Saturday, February 19, 2011

Early Mornings, Coffee, and Field Experience...

As of right now, I am busier than ever!  School has an odd way of stealing every single second of your time.  (My plate is full, therefore my appetite must increase!)

I have been going back and forth doing field experience for my Educational Foundations class, whose one of many objectives is to acquire 18 hours of serving teachers.  Over the past two weeks I've been visiting two schools (I'm not sure if any consequences would happen for posting their names in my blog.  So, I will refer to them as School A and School B)

School A:
Private School
95% White

School B:
Low-Income Public High School School
95% Black 

These schools are greatly different.  School "A" has the best facilities in the city.  "B"'s facilities are deemed adequate.  "A" has all the coolest technology on the market whereas "B" uses chalkboards and book work.

BUT...where are the similarities in these schools?

It's in the students....adolescent High-Schoolers....(this is the age group I observed)

It doesn't matter that school "B" has almost all black students and school "A" has mostly white.  ALL of these kids have a desire to learn.  They want to learn and understand.  ALL these kids want to communicate and interact with information around them.  They want to perceive the world around them.  They are ALL frustrated when they don't understand.  They ALL need extra instruction, but not only instruction.  They need a person to understand their confusion and kindle a desire for them to become a better person.

As I was walking through school "A", it dawned on me that these students can't help that they are in this school.  They did not pick their situation.  They could not choose their family (yes, they are blessed they are in that family).  All they understand is they are here, this is my environment.

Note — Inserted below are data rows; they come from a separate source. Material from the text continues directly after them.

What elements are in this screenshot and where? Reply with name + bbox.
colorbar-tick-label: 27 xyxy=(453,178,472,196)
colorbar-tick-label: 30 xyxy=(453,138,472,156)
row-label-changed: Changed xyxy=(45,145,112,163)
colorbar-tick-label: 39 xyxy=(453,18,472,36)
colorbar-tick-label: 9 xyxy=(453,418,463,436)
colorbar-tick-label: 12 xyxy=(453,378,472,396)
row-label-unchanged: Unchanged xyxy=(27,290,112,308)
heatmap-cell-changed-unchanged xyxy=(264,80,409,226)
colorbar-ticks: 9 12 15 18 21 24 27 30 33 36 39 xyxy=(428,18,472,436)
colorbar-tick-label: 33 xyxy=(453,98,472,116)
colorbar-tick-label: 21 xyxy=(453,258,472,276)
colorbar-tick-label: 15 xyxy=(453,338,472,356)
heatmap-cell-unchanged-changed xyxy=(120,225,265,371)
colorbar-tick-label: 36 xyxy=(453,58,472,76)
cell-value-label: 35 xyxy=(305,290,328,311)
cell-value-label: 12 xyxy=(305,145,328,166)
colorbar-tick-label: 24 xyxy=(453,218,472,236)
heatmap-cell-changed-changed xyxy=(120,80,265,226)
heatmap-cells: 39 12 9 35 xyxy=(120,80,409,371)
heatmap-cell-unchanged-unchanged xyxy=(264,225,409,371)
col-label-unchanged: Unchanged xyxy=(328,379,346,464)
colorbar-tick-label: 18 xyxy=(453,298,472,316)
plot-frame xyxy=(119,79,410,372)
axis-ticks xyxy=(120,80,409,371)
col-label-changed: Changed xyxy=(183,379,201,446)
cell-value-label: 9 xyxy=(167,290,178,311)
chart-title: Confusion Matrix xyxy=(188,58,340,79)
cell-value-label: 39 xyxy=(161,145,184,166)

This applies to school "B" students.  They are in a black school, born into black culture, and have learned the things they know because of their environment.  The way they act is only a reflection of the environment around them. 

Throughout these hours of field experience, my mind keeps coming back to this thought:
Everyone has the freedom to achieve their desires (goals, aspirations, DREAMS)......but these desires seem to be shaped by social surroundings......Does this mean that some people have greater chances of achieving? Do social stratifications mean we are not all equal and freedom is limited?


  1. Hey Josh,

    I am glad you are continuing to blog. I really have a strong opinion about this subject. It is no accident that these students are going to school in the school they are in.

    I took a very good teacher for Education in a Diverse Society. She taught me some important things about my culture and what I had no idea existed. White privilege. It is something that we have as a white person that no person of color will ever get to experience. I wish it wasn't so but white privilege is something that white people will always have, and it blinds us from seeing people of color at an individual level.

    I encourage you to look up Time Wise. He is an expert when it comes to White privilege and I think that is exactly what you have experienced with the contrast of school A and B.

    It is awesome that you are still blogging! I am interested to see more of your post Josh.

    Stephen Akins

  2. I'm sorry there is a type-o in my previous comment...It is not "Time Wise" it is "Tim Wise". Sorry about that....

  3. Wow, I just checked out Tim Wise. He is a powerful speaker!!! Thanks for the suggestion.

  4. Joshua,
    I had the same E.D.S. teacher as Stephen, and she is amazing. You should see if you can get a reading list from her before she leaves, Dr. Juarez. You astutely point out that one's social surroundings do shape their dreams. All children start out dreaming unhindered, but their family, peers, neighbors, and our society as a whole either build these dreams or chip away at them. I would argue that in school A, very few students are ever told they can't become whatever they dream, but those students in school B are daily told what they can and can not expect to become. As Stephen pointed out, very few whites realize we have a birthright of privilege. We do not have to worry about being pulled over by the cops for "driving while black or latino". There is so much more to all of this, most of which I do not understand fully yet, but I am trying. Good luck to you. My observations were a horrible experience for me. None of the teachers really seemed to want to be there.